# A weight suspended by two strings

1. Oct 19, 2014

### LLR

1. The problem statement, all variables and given/known data
A weight is suspended by two strings at two different angles (the picture is included in the attempted solution)
a.) Find the expressions for the tension in each of the strands
b.) Assuming the tension, T1, does not change, what will be the acceleration of the weight if the second string is released?

2. Relevant equations
ΣF = ma

3. The attempt at a solution

This is my attempted solution for the problem. A) I think I'm good with but if there's something wrong please point it out. B) is where I really have trouble. I'm not sure I did accel in the Y correctly (I had substituted the equation for T2 into my B equation, sorry I didn't show that).

I just feel like I'm missing something here, like it should be simpler than that. Also I am unsure if there will be acceleration in the X. But if there was I imagine I would figure it similarly to the way I did Y

2. Oct 19, 2014

### voko

A is not finished. The two expressions that you obtained refer to each circularly.

In B, you have to assume that tension 2 disappears, while tension 1 is entirely present.

3. Oct 19, 2014

### LLR

Okay, let me start with A and see if I'm on the right track

Lets say I keep what I got for T2. Would I substitute that in for the second equation and solve for T1? My algebra is admittedly kind of rusty, and I'm having trouble isolating both T1s by themselves when I do that

4. Oct 19, 2014

### voko

In A, you had two starting equations. You used one of the to obtain the relationship between tensions. Use the other one to determine the tensions completely.

5. Oct 19, 2014

### LLR

Kind of like this? Or am I not doing this correctly?

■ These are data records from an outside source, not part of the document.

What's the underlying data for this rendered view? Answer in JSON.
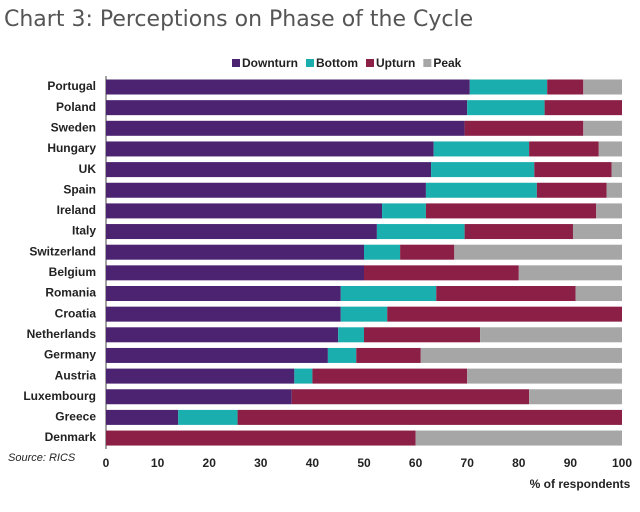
{
  "chart_data": {
    "type": "stacked-bar-horizontal",
    "title": "Chart 3: Perceptions on Phase of the Cycle",
    "source": "Source: RICS",
    "x_label": "% of respondents",
    "categories": [
      "Portugal",
      "Poland",
      "Sweden",
      "Hungary",
      "UK",
      "Spain",
      "Ireland",
      "Italy",
      "Switzerland",
      "Belgium",
      "Romania",
      "Croatia",
      "Netherlands",
      "Germany",
      "Austria",
      "Luxembourg",
      "Greece",
      "Denmark"
    ],
    "series": [
      {
        "name": "Downturn",
        "color": "#4b2370",
        "values": [
          70.5,
          70,
          69.5,
          63.5,
          63,
          62,
          53.5,
          52.5,
          50,
          50,
          45.5,
          45.5,
          45,
          43,
          36.5,
          36,
          14,
          0
        ]
      },
      {
        "name": "Bottom",
        "color": "#1aafae",
        "values": [
          15,
          15,
          0,
          18.5,
          20,
          21.5,
          8.5,
          17,
          7,
          0,
          18.5,
          9,
          5,
          5.5,
          3.5,
          0,
          11.5,
          0
        ]
      },
      {
        "name": "Upturn",
        "color": "#8b1f45",
        "values": [
          7,
          15,
          23,
          13.5,
          15,
          13.5,
          33,
          21,
          10.5,
          30,
          27,
          45.5,
          22.5,
          12.5,
          30,
          46,
          74.5,
          60
        ]
      },
      {
        "name": "Peak",
        "color": "#a6a6a6",
        "values": [
          7.5,
          0,
          7.5,
          4.5,
          2,
          3,
          5,
          9.5,
          32.5,
          20,
          9,
          0,
          27.5,
          39,
          30,
          18,
          0,
          40
        ]
      }
    ],
    "xlim": [
      0,
      100
    ],
    "xticks": [
      0,
      10,
      20,
      30,
      40,
      50,
      60,
      70,
      80,
      90,
      100
    ]
  }
}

EDIT: Obviously I didn't solve this yet, but when solved would this be correct? I havent solved it because I have trouble getting T1 by itself since there is two of them in the equation

6. Oct 20, 2014

### haruspex

Yes. How would you rewrite 5x+3x so that there is only one x?

7. Oct 20, 2014

### LLR

This is what I end up getting but it really doesn't seem right. Once again I apologize for my incredibly rusty algebra

8. Oct 20, 2014

### voko

No that is not correct. You need to brush up on your algebra.

9. Oct 20, 2014

### BvU

Rusty is a good term. Dissolve some of the rust by
* taking one step at the time
* doing on the right the same what you do on the left
* rewriting things like T1 bla + T1 da as T1 (bla + da)
* gradually bringing what you want to know (T1) to one side
so

T1 bla + T1 da - mg = 0
T1 ( bla + da) - mg = 0 $\ \ \ \ \$ group terms with T1
T1 ( bla + da) = mg $\ \ \ \ \$ add mg to left and right
T1 = mg/( bla + da) $\ \ \ \ \$ divide by ( bla + da) left and right (make sure it's never zero)

10. Oct 20, 2014

### LLR

Something like this? I have two versions as I was unsure whether to combine the terms or divide the sin

Thank you all for your replies though, it has been a while since any sort of math class and I know I'm still really rough on it

11. Oct 20, 2014

### voko

12. Oct 20, 2014

### BvU

Version 2 step 2: You should divide both terms on the right by sin theta2

13. Oct 20, 2014

### LLR

Alright, so using the same methods as above I solve for T2 in a similar manner. This should take care of part A, assuming this is correct?

14. Oct 20, 2014

### LLR

I went ahead and plugged in the equations from part A to solve part B, let me know if I messed up somewhere please

15. Oct 21, 2014

### haruspex

In your ay calculation you failed to cancel an m. There should be no mass terms in the answer.
All your answers can be simplified by multiplying top and bottom by cos theta2. It's a bit ugly having a division inside a division.
There is a quicker way to get (b) having got (a). Since T1 doesn't change, the only difference in the system of forces is the removal of T2. This is equivalent, as far as the mass is concerned, to adding a force -T2. So the acceleration is -T2/m.

16. Oct 21, 2014

### LLR

So the final answer would look something like this?

Or am I multiplying the top and bottom wrong?

I aplogize I forget to remove the extra m from this one, but I'm a bit confused as to why it would cancel. The starting equation has 1 m on one side, and 2 on the other. Wouldn't only one m on each side cancel then?

And I'm afraid I'm not quite following why it would only be a = -T2/m. Why would T1 not be factored into it?

17. Oct 22, 2014

### haruspex

The m should cancel as a common factor. If you can't get that to happen, post all your steps.
Since the system is in equilibrium before T2 is removed, the other forces must add up to -T2. When T2 is removed, they still add up to -T2 (since T1 doesn't change).